やさしいベッドで半分死にたい【完】

「(そうか。よっぽど俺も舐められたんだな。よくわかった)」

「(うわ。うわうわごめん。うそうそ。マジで怖いからやめて。やめてください。今すぐ帰ります)」


頭上でやり取りされている何かをぼんやりと見つめながら、ずいぶんと仲が良いらしいことを知る。

このやさしい街が、花岡の青春時代を構成しているらしい。

やさしい匂いも、笑顔も、食べ物もすべてが素敵なものだった。私の思春期に、こういう笑顔はあったのだろうか。


先生や両親に褒められると安堵していた。

いつも周りはライバルばかりで、信頼するには心許ない。つねに自分を高めるためにだけ、必死になっている。そういう時期だった。

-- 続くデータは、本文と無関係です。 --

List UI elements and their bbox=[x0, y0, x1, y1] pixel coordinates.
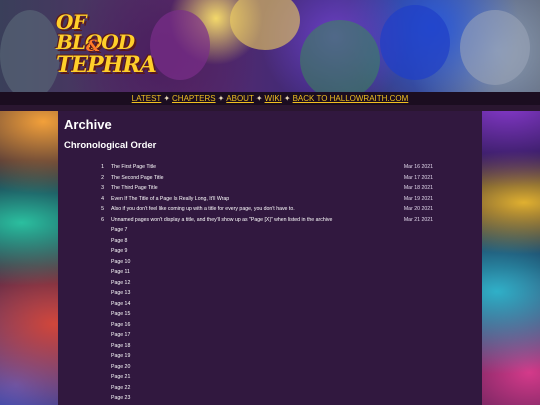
page-link[interactable]: Page 10 bbox=[111, 257, 130, 268]
nav-wiki[interactable]: WIKI bbox=[265, 94, 282, 103]
archive-list: 1 The First Page Title Mar 16 2021 2 The Sec… bbox=[58, 162, 482, 404]
archive-row: Page 23 bbox=[58, 393, 482, 404]
page-link[interactable]: The Third Page Title bbox=[111, 183, 158, 194]
nav-separator-icon: ✦ bbox=[163, 94, 171, 103]
archive-row: 1 The First Page Title Mar 16 2021 bbox=[58, 162, 482, 173]
page-link[interactable]: Even If The Title of a Page Is Really Lo… bbox=[111, 194, 229, 205]
banner-art bbox=[300, 20, 380, 92]
header-banner: OF BLOOD & TEPHRA bbox=[0, 0, 540, 92]
page-link[interactable]: Page 7 bbox=[111, 225, 127, 236]
page-date: Mar 19 2021 bbox=[403, 195, 433, 202]
main-nav: LATEST ✦ CHAPTERS ✦ ABOUT ✦ WIKI ✦ BACK TO HALLO… bbox=[0, 92, 540, 105]
archive-row: Page 14 bbox=[58, 299, 482, 310]
archive-row: Page 16 bbox=[58, 320, 482, 331]
page-number: 2 bbox=[101, 174, 104, 181]
banner-art bbox=[380, 5, 450, 80]
page-link[interactable]: Also if you don't feel like coming up wi… bbox=[111, 204, 295, 215]
archive-row: Page 21 bbox=[58, 372, 482, 383]
page-link[interactable]: Page 9 bbox=[111, 246, 127, 257]
page-number: 3 bbox=[101, 185, 104, 191]
page-number: 4 bbox=[101, 195, 104, 202]
archive-row: 5 Also if you don't feel like coming up w… bbox=[58, 204, 482, 215]
page-date: Mar 20 2021 bbox=[403, 206, 433, 212]
nav-about[interactable]: ABOUT bbox=[226, 94, 254, 103]
nav-latest[interactable]: LATEST bbox=[132, 94, 162, 103]
archive-panel: Archive Chronological Order 1 The First P… bbox=[58, 111, 482, 405]
page-link[interactable]: Page 13 bbox=[111, 288, 130, 299]
page-link[interactable]: Page 20 bbox=[111, 362, 130, 373]
page-link[interactable]: Page 21 bbox=[111, 372, 130, 383]
archive-row: Page 7 bbox=[58, 225, 482, 236]
page-link[interactable]: Page 22 bbox=[111, 383, 130, 394]
page-number: 5 bbox=[101, 206, 104, 212]
nav-chapters[interactable]: CHAPTERS bbox=[172, 94, 216, 103]
archive-row: 6 Unnamed pages won't display a title, an… bbox=[58, 215, 482, 226]
archive-row: 3 The Third Page Title Mar 18 2021 bbox=[58, 183, 482, 194]
nav-separator-icon: ✦ bbox=[255, 94, 263, 103]
archive-row: 4 Even If The Title of a Page Is Really L… bbox=[58, 194, 482, 205]
nav-separator-icon: ✦ bbox=[283, 94, 291, 103]
archive-row: Page 12 bbox=[58, 278, 482, 289]
logo-text: TEPHRA bbox=[56, 52, 157, 78]
page-number: 1 bbox=[101, 164, 104, 170]
page-link[interactable]: Page 18 bbox=[111, 341, 130, 352]
page-link[interactable]: Page 14 bbox=[111, 299, 130, 310]
banner-art bbox=[460, 10, 530, 85]
archive-row: Page 18 bbox=[58, 341, 482, 352]
page-title: Archive bbox=[64, 117, 112, 132]
section-title: Chronological Order bbox=[64, 140, 157, 151]
banner-art bbox=[230, 0, 300, 50]
site-logo[interactable]: OF BLOOD & TEPHRA bbox=[56, 8, 157, 86]
archive-row: Page 17 bbox=[58, 330, 482, 341]
archive-row: Page 8 bbox=[58, 236, 482, 247]
page-number: 6 bbox=[101, 216, 104, 223]
page-link[interactable]: Page 12 bbox=[111, 278, 130, 289]
archive-row: Page 10 bbox=[58, 257, 482, 268]
archive-row: Page 22 bbox=[58, 383, 482, 394]
archive-row: Page 11 bbox=[58, 267, 482, 278]
nav-back-to-hallowraith[interactable]: BACK TO HALLOWRAITH.COM bbox=[293, 94, 409, 103]
archive-row: Page 13 bbox=[58, 288, 482, 299]
page-link[interactable]: Page 19 bbox=[111, 351, 130, 362]
page-link[interactable]: Page 16 bbox=[111, 320, 130, 331]
archive-row: Page 19 bbox=[58, 351, 482, 362]
page-date: Mar 17 2021 bbox=[403, 174, 433, 181]
page-date: Mar 16 2021 bbox=[403, 164, 433, 170]
archive-row: Page 20 bbox=[58, 362, 482, 373]
page-link[interactable]: The Second Page Title bbox=[111, 173, 164, 184]
page-link[interactable]: Page 11 bbox=[111, 267, 130, 278]
archive-row: 2 The Second Page Title Mar 17 2021 bbox=[58, 173, 482, 184]
banner-art bbox=[150, 10, 210, 80]
page-link[interactable]: Page 23 bbox=[111, 393, 130, 404]
page-link[interactable]: Page 15 bbox=[111, 309, 130, 320]
page-link[interactable]: Unnamed pages won't display a title, and… bbox=[111, 215, 332, 226]
page-link[interactable]: The First Page Title bbox=[111, 162, 156, 173]
page-link[interactable]: Page 17 bbox=[111, 330, 130, 341]
page-date: Mar 18 2021 bbox=[403, 185, 433, 191]
nav-separator-icon: ✦ bbox=[217, 94, 225, 103]
archive-row: Page 9 bbox=[58, 246, 482, 257]
page-date: Mar 21 2021 bbox=[403, 216, 433, 223]
banner-art bbox=[0, 10, 60, 92]
archive-row: Page 15 bbox=[58, 309, 482, 320]
page-link[interactable]: Page 8 bbox=[111, 236, 127, 247]
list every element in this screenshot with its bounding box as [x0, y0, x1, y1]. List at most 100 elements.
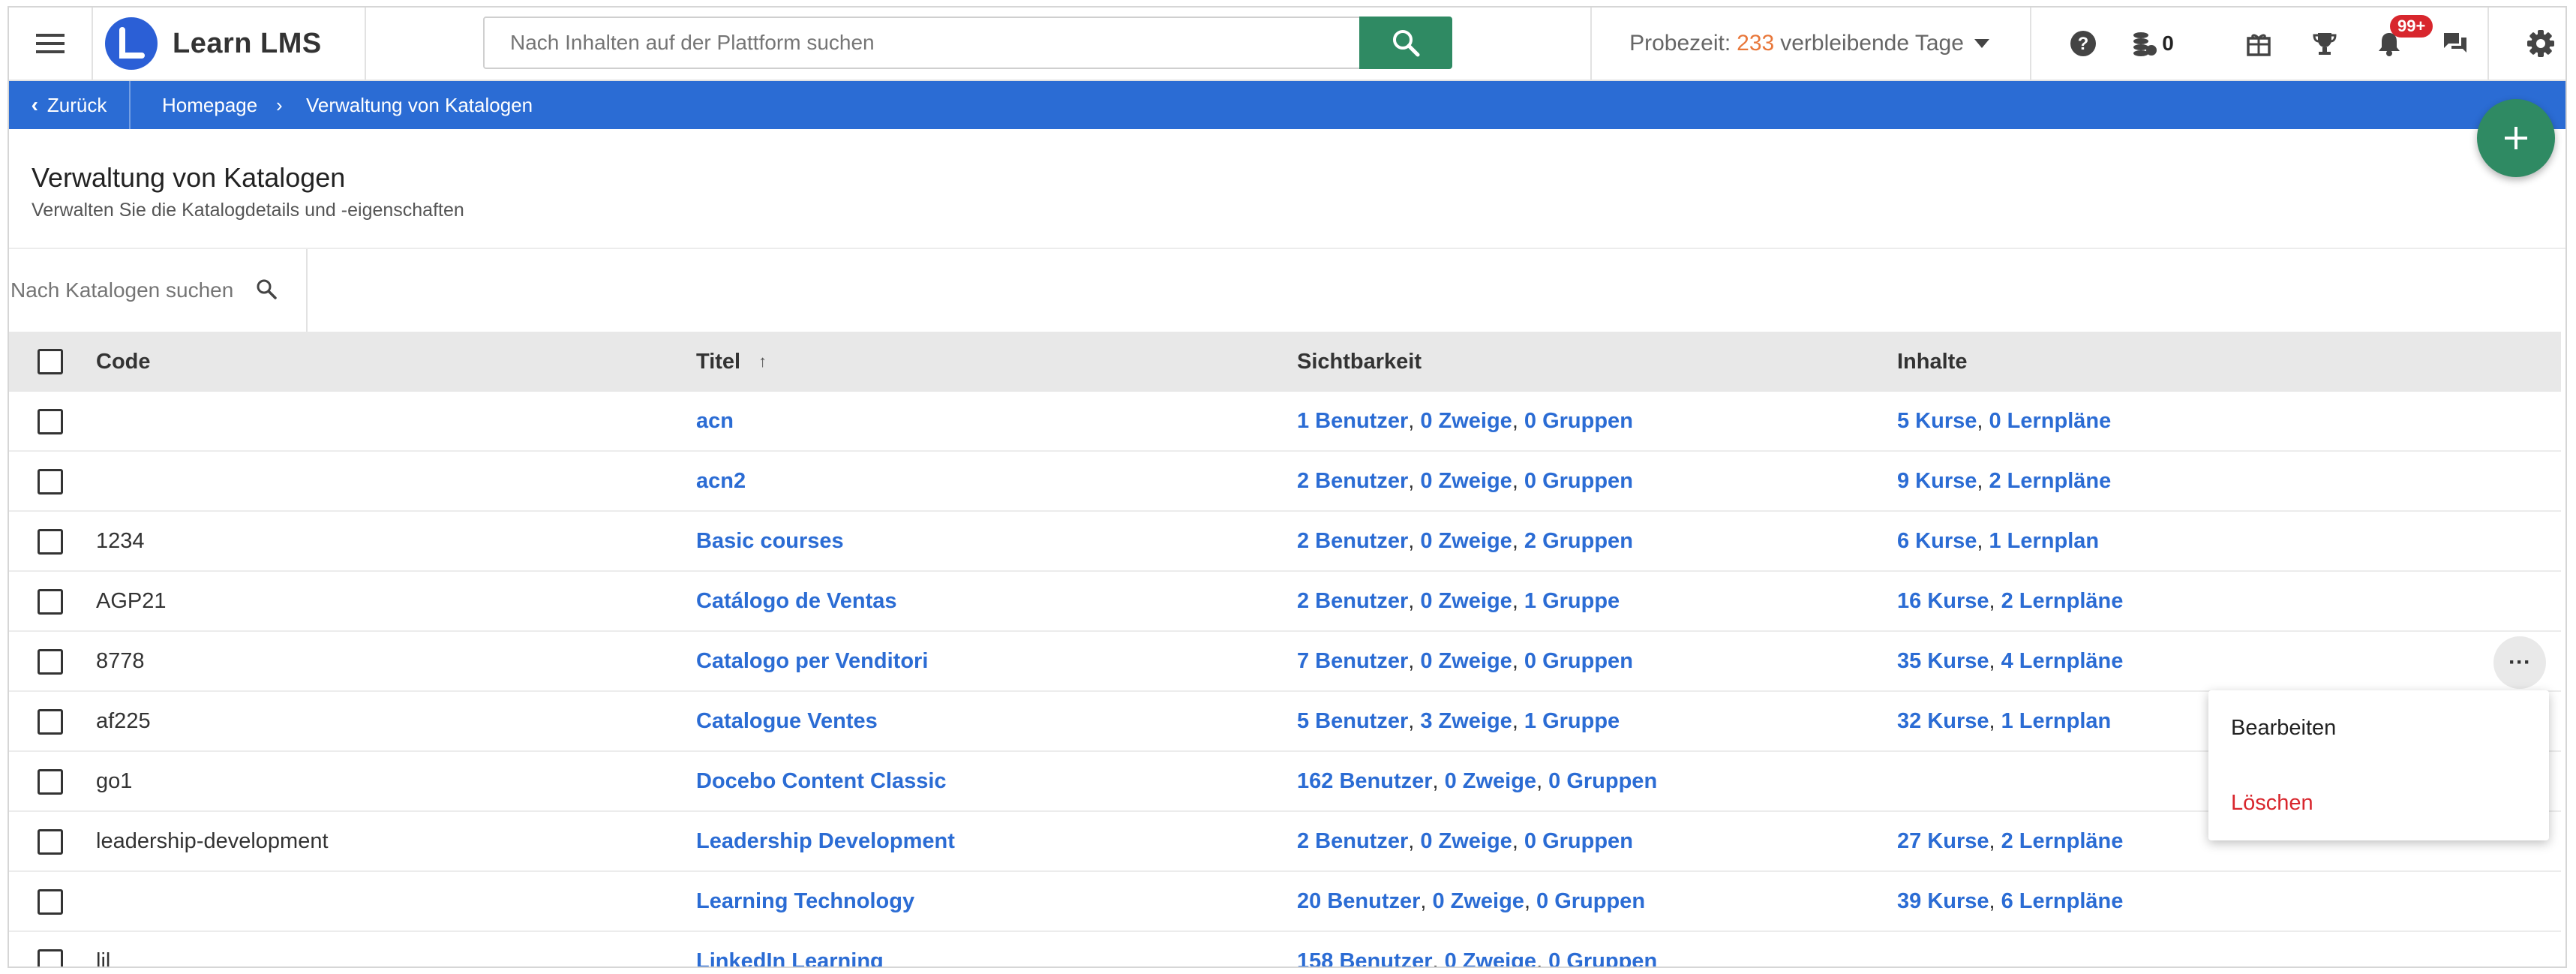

はやくに戦線離脱した私を、周りの人たちがどう思っていたのかなんて考えることはやめた。

同じように離脱する人を見た時、私はきっと心を痛めながらも、また戦うしかなかった。だから、何の印象も残らなくて当然だ。


「(はい。じゃあ、こっから好きなの着てね。選んだのは姉ちゃんだから、たぶん間違いない)」


目の前に大きな紙袋を置かれた。その中に、びっしりと服が入れられているらしい。にっこりと笑っているその人に視線を合わせて、同じように口角を上げてみる。